39

I have a Python program which is going to take text files as input. However, some of these files may be gzip compressed.

Is there a cross-platform, usable from Python way to determine if a file is gzip compressed or not?

Is the following reliable or could an ordinary text file 'accidentally' look gzip-like enough for me to get false positives?

try:
    gzip.GzipFile(filename, 'r')
    # compressed
    # ...
except:
    # not compressed
    # ...
Alex Riley
  • 169,130
  • 45
  • 262
  • 238
Ryan Gabbard
  • 2,269
  • 2
  • 24
  • 37
  • 2
    Just a small hint... never rely on the file ending. See hop's answer for how to do it. – helpermethod Sep 13 '10 at 18:44
  • @Helper: i'm not sure (see my edit). you'd still have to deal with a possible IOError, but gzipped files without the suffix are broken, in my opinion… tough call :) –  Sep 13 '10 at 18:51

6 Answers6

45

The magic number for gzip compressed files is 1f 8b. Although testing for this is not 100% reliable, it is highly unlikely that "ordinary text files" start with those two bytes—in UTF-8 it's not even legal.

Usually gzip compressed files sport the suffix .gz though. Even gzip(1) itself won't unpack files without it unless you --force it to. You could conceivably use that, but you'd still have to deal with a possible IOError (which you have to in any case).

One problem with your approach is, that gzip.GzipFile() will not throw an exception if you feed it an uncompressed file. Only a later read() will. This means, that you would probably have to implement some of your program logic twice. Ugly.

  • gzip compressed files often have the .gz file extension (in fact, I don't think I've ever seen a .gzip extension), but it's generally unsafe to rely on file extension to test for the type of file anyhow. – CanSpice Sep 13 '10 at 18:51
  • Does it? - The gzip C library will transparently read uncompressed files. Although it will write files uncompressed it puts CRC codes through them to allow "gzip -t" (caught me out once) – Martin Beckett Sep 13 '10 at 18:53
  • @Martin: it does: $ gunzip foo gzip: foo: unknown suffix -- ignored –  Sep 13 '10 at 19:03
  • The c 'library' gzip, ie gzopen/gzread/etc will transparently read uncompressed files. They have an open compression=none mode which does NOT write unchanged flat files. – Martin Beckett Sep 13 '10 at 20:15
  • About extensions. You would also have to check for the relatively common `.tgz` extension. – mxmlnkn Mar 09 '19 at 18:20
43

Is there a cross-platform, usable from Python way to determine if a file is gzip compressed or not?

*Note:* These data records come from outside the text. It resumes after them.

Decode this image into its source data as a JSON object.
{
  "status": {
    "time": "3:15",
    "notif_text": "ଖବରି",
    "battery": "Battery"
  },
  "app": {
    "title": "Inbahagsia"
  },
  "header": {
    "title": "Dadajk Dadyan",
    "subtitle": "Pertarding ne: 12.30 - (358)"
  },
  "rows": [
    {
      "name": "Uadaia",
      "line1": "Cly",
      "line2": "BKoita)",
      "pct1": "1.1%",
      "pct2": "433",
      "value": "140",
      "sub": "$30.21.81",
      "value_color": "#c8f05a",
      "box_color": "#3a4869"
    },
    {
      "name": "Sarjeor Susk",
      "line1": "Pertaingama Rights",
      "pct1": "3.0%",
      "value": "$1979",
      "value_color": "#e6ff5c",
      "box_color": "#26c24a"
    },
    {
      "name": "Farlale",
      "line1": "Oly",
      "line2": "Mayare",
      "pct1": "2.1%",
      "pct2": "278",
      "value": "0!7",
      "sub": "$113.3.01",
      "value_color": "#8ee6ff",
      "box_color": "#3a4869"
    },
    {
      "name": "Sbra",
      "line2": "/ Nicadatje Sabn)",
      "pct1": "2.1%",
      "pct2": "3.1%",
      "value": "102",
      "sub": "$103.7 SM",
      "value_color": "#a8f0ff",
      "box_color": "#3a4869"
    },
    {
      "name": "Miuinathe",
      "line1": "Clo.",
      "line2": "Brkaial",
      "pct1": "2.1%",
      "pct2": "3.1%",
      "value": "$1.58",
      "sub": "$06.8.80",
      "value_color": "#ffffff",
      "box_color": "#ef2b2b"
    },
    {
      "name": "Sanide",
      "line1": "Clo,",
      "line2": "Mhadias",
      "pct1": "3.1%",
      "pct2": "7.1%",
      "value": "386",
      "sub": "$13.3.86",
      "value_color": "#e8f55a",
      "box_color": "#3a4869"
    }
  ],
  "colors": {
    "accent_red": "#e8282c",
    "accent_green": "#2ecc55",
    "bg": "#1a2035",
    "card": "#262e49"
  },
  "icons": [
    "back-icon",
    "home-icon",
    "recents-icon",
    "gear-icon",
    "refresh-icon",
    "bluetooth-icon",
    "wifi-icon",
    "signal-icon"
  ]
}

The accepted answer explains how one can detect a gzip compressed file in general: test if the first two bytes are 1f 8b. However it does not show how to implement it in Python.

Here is one way:

def is_gz_file(filepath):
    with open(filepath, 'rb') as test_f:
        return test_f.read(2) == b'\x1f\x8b'
  • 4
    Can be done without binascii as well: `test_f.read(2) == b'\x1f\x8b'` – nemetroid Oct 29 '20 at 11:08
  • 3
    For a lower false positive rate, you can test that the first _three_ bytes are `1f 8b 08`. – Mark Adler Jul 13 '21 at 18:14
  • 1
    If the file is not a `.gz` file, doesn't `test_f.read(2)` throw `OSError` in the first place? Is there still a need to check the bytes using `test_f.read(2) == b'\x1f\x8b'`? EDIT: it seems that this is only available since python 3.7. – Blade Nov 30 '21 at 17:43
15

Testing the magic number of a gzip file is the only reliable way to go. However, as of python3.7 there is no need to mess with comparing bytes yourself anymore. The gzip module will compare the bytes for you and raise an exception if they do not match!

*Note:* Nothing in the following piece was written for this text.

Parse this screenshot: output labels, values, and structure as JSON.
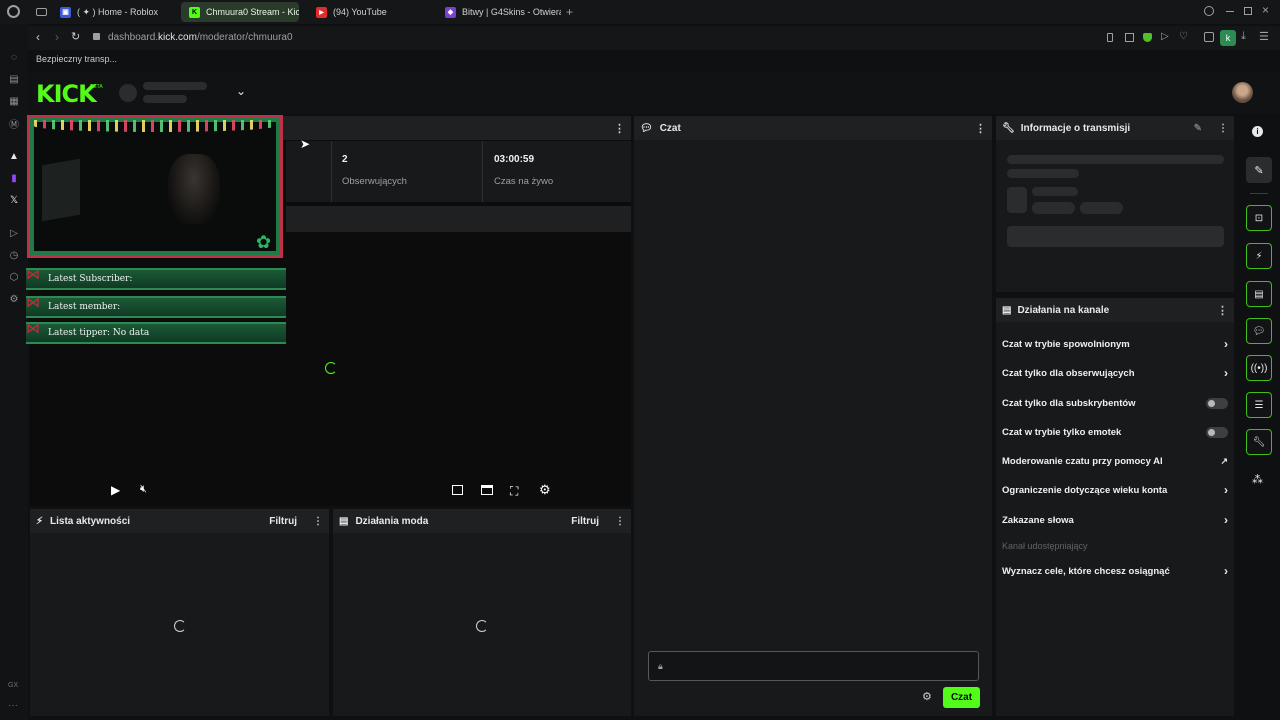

As of python3.7, this works

import gzip
with gzip.open(input_file, 'r') as fh:
    try:
        fh.read(1)
    except OSError:
        print('input_file is not a valid gzip file by OSError')

As of python3.8, this also works:

import gzip
with gzip.open(input_file, 'r') as fh:
    try:
        fh.read(1)
    except gzip.BadGzipFile:
        print('input_file is not a valid gzip file by BadGzipFile')
winni2k
  • 1,460
  • 16
  • 19
2

gzip itself will raise an OSError if it's not a gzipped file.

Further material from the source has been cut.